The Plot Against George Soros - coverband
https://www.buzzfeednews.com/article/hnsgrassegger/george-soros-conspiracy-finkelstein-birnbaum-orban-netanyahu
======
identity_zero
There's also a "Plot Against Steve Bannon" but that won't be written on
BuzzFeed because he supports the other side. Both are political strategists
and one should expect "plots against" them.

Not news. Just close minded gossip.

------
Amezarak
I’m skeptical that I should feel any sympathy for billionaires involved in
multinational political projects, whether it’s Soros or the Koch brothers or
anyone else.

The very existence of billionaires able to fund political agendas is extremely
pernicious in any democracy. Money should not buy outsized influence. In my
view, this is one of the most important reasons we need more income equality -
fabulously rich billionaires destabilize society by pushing agendas not in
concert with the middle and lower classes.

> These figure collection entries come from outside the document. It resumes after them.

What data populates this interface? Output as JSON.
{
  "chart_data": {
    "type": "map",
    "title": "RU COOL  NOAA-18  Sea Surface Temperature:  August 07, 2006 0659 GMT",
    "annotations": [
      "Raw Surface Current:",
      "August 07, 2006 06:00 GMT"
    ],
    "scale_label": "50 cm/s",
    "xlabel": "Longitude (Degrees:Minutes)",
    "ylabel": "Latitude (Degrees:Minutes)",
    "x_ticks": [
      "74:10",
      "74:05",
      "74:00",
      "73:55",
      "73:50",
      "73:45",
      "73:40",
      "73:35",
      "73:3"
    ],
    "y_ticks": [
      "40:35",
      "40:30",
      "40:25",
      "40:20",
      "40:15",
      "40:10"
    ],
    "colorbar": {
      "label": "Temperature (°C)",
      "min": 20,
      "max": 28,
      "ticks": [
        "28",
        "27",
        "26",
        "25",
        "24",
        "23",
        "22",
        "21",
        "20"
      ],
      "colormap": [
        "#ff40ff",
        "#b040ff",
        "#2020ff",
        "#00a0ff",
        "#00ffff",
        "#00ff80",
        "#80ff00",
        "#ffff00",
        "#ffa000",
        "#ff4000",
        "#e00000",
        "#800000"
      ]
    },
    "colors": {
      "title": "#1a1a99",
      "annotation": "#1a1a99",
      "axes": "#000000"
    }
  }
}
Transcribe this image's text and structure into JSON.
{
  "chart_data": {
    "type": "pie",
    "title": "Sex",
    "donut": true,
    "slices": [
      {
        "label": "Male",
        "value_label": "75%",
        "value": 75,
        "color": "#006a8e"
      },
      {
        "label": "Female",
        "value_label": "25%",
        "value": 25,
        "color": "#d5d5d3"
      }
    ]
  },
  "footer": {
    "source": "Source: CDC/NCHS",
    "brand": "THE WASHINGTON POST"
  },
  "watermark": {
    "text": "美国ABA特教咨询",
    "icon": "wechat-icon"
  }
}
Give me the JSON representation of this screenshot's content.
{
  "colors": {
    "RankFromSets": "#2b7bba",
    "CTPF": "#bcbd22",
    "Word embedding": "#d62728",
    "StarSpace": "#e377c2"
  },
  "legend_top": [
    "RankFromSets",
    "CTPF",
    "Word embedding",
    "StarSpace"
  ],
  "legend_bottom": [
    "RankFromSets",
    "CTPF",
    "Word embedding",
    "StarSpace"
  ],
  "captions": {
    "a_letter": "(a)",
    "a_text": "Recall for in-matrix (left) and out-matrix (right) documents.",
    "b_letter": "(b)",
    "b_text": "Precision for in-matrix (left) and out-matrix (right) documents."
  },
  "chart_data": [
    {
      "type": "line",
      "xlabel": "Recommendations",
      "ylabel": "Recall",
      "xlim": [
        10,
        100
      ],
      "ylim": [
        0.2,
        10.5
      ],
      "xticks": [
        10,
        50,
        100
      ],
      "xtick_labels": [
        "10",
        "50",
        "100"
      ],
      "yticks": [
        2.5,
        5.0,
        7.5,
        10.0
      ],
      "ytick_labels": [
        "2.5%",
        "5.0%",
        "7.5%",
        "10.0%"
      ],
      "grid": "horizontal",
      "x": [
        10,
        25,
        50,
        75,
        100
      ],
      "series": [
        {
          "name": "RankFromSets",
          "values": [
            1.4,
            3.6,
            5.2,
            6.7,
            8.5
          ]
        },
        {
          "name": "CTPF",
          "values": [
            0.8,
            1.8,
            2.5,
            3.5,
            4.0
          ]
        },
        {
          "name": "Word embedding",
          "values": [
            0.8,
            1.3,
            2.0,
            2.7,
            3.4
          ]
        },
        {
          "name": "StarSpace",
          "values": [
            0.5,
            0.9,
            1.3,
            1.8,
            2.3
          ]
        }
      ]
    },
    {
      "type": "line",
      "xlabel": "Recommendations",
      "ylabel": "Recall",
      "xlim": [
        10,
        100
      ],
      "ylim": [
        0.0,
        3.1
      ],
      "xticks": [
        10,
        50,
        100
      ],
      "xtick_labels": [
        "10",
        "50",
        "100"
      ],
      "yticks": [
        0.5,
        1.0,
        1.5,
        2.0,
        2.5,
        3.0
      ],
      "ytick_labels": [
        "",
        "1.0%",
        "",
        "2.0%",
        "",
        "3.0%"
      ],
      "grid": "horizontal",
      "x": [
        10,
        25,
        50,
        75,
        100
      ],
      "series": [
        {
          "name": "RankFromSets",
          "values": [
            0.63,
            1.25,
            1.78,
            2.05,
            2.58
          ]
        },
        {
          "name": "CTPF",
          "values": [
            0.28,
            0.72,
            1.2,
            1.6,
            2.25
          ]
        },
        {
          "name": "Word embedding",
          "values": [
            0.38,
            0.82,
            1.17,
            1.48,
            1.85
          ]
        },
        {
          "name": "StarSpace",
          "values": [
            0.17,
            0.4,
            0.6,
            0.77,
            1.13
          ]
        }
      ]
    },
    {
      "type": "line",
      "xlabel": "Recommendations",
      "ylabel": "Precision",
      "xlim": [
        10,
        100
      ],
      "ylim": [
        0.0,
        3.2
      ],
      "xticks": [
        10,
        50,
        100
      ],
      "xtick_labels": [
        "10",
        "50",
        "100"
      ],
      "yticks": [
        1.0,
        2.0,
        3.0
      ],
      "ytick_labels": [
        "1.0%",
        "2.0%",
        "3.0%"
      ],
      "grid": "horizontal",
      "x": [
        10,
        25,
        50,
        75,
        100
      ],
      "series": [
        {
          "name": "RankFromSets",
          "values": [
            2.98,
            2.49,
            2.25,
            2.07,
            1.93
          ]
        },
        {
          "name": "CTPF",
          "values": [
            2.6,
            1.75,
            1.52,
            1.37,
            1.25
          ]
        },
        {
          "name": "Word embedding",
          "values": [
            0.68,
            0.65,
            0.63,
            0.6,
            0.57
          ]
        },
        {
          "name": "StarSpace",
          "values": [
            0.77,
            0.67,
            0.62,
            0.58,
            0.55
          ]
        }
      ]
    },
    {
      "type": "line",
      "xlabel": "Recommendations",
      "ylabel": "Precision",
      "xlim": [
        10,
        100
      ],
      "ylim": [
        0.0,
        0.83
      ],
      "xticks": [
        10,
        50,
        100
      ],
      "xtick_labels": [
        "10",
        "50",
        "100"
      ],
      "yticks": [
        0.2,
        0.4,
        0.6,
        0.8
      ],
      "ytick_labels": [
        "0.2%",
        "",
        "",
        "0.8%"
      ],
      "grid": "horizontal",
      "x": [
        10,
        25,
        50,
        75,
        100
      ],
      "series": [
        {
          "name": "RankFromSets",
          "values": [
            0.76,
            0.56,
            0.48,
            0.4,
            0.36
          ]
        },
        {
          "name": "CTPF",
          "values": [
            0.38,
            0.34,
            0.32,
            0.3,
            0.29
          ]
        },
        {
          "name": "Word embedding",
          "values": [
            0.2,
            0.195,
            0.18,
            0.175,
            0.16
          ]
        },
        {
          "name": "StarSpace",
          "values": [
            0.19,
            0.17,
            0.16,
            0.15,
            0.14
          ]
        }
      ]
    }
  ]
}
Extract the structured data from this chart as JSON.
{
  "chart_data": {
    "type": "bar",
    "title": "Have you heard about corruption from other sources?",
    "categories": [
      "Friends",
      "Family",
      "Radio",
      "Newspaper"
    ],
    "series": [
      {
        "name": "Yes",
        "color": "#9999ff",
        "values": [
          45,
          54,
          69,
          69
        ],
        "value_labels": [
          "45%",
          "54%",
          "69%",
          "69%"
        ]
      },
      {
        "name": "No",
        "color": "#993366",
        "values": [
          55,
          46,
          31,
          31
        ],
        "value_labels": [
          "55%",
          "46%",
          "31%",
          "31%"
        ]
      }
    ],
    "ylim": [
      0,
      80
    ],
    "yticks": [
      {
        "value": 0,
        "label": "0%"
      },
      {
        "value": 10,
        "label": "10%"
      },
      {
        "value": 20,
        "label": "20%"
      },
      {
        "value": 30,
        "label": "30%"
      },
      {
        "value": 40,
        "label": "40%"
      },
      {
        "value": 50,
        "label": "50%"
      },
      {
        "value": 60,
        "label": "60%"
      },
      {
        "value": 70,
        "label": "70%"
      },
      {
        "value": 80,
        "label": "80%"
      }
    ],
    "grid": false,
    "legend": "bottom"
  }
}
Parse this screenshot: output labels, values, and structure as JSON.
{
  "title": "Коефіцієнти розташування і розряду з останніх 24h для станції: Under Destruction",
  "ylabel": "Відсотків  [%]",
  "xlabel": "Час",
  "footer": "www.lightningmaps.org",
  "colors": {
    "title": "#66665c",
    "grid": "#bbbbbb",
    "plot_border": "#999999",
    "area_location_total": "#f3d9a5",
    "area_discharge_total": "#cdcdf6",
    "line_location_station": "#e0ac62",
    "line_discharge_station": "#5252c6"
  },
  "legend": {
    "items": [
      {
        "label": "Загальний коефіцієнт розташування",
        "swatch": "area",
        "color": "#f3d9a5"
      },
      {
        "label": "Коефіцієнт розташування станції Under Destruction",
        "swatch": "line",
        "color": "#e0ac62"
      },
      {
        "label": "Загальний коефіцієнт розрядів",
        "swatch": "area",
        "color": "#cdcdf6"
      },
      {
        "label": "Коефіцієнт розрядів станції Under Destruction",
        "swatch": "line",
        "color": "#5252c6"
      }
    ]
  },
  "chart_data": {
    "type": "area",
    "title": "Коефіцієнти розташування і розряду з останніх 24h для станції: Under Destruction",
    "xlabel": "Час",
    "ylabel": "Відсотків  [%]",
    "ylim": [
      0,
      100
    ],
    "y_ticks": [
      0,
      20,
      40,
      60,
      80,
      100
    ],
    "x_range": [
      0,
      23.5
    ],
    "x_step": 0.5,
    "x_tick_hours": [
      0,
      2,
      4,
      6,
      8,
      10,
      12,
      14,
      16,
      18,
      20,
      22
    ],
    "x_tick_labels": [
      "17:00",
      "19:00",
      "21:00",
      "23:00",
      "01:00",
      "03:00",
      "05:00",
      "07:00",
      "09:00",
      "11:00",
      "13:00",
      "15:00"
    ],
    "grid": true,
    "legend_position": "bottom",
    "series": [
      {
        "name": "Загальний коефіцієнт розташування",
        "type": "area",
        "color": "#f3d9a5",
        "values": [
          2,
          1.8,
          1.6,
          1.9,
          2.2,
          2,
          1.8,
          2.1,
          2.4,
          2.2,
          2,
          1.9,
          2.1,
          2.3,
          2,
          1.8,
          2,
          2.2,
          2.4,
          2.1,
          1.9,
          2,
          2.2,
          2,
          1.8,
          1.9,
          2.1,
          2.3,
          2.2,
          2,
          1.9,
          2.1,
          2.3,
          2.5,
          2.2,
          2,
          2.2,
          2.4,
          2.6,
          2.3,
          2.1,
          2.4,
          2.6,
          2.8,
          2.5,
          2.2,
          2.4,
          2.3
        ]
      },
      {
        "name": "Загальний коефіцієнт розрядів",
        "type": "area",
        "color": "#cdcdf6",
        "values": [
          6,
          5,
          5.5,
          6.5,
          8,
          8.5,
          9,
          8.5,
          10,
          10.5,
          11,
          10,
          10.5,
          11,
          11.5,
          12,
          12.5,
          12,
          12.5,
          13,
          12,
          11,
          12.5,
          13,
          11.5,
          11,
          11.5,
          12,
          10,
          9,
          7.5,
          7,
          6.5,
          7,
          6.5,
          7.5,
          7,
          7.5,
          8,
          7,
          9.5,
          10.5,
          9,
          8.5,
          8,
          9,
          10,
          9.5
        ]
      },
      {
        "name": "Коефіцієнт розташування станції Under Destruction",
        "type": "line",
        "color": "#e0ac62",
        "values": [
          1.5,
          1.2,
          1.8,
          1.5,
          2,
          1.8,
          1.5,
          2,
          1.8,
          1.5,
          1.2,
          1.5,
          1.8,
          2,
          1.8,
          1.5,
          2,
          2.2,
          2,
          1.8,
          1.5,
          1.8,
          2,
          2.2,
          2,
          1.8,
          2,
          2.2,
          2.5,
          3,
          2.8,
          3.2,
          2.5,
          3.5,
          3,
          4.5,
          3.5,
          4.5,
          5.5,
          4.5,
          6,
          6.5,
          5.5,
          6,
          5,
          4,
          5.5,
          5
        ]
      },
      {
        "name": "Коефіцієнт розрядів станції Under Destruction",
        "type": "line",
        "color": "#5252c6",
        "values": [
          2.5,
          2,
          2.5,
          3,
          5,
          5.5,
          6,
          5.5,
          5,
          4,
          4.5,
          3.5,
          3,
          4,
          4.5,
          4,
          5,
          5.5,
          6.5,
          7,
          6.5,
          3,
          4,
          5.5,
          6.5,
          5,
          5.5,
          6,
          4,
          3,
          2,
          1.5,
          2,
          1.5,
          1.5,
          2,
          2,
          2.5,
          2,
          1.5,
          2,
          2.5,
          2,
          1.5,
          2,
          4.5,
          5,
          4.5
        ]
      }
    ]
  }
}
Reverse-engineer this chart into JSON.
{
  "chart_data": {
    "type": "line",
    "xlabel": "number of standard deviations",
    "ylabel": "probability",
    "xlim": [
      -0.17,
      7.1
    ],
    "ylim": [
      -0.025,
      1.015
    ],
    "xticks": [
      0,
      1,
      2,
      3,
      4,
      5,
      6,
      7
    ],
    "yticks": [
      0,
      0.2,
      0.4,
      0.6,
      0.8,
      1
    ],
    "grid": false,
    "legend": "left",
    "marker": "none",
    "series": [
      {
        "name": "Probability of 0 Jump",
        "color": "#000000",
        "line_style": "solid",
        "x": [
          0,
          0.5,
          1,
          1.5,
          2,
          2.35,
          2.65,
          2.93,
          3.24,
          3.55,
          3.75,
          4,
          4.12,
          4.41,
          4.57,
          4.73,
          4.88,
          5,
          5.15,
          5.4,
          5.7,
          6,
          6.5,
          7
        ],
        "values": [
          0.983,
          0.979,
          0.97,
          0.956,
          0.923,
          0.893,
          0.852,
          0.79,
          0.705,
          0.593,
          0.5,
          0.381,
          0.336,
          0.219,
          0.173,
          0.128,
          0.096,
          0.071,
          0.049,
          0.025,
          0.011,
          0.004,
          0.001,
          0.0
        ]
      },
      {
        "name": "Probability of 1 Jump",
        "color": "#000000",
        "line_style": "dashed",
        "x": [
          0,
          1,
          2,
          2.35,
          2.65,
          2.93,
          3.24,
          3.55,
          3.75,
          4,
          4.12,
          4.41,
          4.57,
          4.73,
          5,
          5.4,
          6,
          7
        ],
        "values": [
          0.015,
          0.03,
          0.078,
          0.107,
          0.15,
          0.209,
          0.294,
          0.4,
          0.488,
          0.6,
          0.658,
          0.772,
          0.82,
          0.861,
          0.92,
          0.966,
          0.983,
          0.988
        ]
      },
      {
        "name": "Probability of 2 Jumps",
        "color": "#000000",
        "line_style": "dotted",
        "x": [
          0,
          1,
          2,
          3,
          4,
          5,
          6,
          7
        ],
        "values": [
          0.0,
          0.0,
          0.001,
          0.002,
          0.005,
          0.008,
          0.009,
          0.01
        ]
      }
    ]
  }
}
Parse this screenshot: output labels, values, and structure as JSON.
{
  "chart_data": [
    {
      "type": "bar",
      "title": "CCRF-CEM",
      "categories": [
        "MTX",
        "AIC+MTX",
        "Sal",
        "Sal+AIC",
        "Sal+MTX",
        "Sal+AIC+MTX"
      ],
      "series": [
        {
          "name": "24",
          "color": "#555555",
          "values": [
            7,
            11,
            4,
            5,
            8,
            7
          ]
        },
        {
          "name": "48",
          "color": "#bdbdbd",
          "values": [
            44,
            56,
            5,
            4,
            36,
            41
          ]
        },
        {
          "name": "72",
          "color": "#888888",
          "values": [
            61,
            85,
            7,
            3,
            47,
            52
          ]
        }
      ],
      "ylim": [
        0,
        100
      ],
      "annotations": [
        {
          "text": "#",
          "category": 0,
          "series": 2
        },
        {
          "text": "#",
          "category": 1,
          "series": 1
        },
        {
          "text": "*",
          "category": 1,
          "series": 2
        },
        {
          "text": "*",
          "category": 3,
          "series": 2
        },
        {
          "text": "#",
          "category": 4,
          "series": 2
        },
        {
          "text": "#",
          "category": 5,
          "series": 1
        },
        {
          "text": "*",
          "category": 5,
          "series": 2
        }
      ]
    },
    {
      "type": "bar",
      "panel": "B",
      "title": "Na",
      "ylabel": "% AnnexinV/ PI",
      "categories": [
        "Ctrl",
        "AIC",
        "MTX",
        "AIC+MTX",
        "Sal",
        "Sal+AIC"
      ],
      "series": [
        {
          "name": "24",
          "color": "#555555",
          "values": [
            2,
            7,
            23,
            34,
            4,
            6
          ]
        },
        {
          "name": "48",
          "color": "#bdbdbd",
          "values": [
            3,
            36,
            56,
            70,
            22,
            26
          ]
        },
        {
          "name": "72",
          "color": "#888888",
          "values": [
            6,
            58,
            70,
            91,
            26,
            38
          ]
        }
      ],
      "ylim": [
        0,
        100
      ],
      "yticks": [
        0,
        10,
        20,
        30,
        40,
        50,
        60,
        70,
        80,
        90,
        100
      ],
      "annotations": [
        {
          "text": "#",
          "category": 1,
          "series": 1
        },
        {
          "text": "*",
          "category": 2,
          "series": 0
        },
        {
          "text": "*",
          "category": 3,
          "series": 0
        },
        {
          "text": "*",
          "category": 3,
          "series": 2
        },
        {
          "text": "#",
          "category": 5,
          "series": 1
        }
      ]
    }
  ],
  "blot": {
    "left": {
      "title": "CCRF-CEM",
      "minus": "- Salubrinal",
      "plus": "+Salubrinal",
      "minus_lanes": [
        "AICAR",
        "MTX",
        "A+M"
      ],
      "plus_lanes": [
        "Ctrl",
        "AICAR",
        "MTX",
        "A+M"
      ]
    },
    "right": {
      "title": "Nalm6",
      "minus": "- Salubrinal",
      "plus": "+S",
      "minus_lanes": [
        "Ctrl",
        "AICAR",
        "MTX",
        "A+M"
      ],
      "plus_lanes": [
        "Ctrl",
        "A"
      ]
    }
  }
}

When this generates a reaction, instead of realizing it is the exercise of
their power causing problems, they complain about the proles and push back
even harder with the levers of power to silence and suppress the opposition.

------
test001only
The creation of an enemy and blaming them for all the problem seems to be one
of the most successful ways to win election - this has been used in India
since long before. Stirring up people's emotions and pitching them against
each other will result in them fighting each other instead of uniting and
questioning the politicians. Politicians will find and use any difference
between people to split them - cast, religion, language, job, skin colour,
food habits...

There is nothing smart about what the people in the article are doing - they
are just motivated by money and are leaving the world a much worse place for
the next generation.

------
ncmncm
It is not often that you can find textbook examples of pure evil.

As Hannah Arendt noted, they invariably turn out to be, also, banal and
trivial. There is no sweeping vision at work, just a desire for money, and to
stay on the winning side, with no interest in the consequences.

It is actually quite unusual to find people with both high intelligence and
absolutely no desire to leave a better world for their children, but money
always does.

------
offbytwo
buzzfeed lol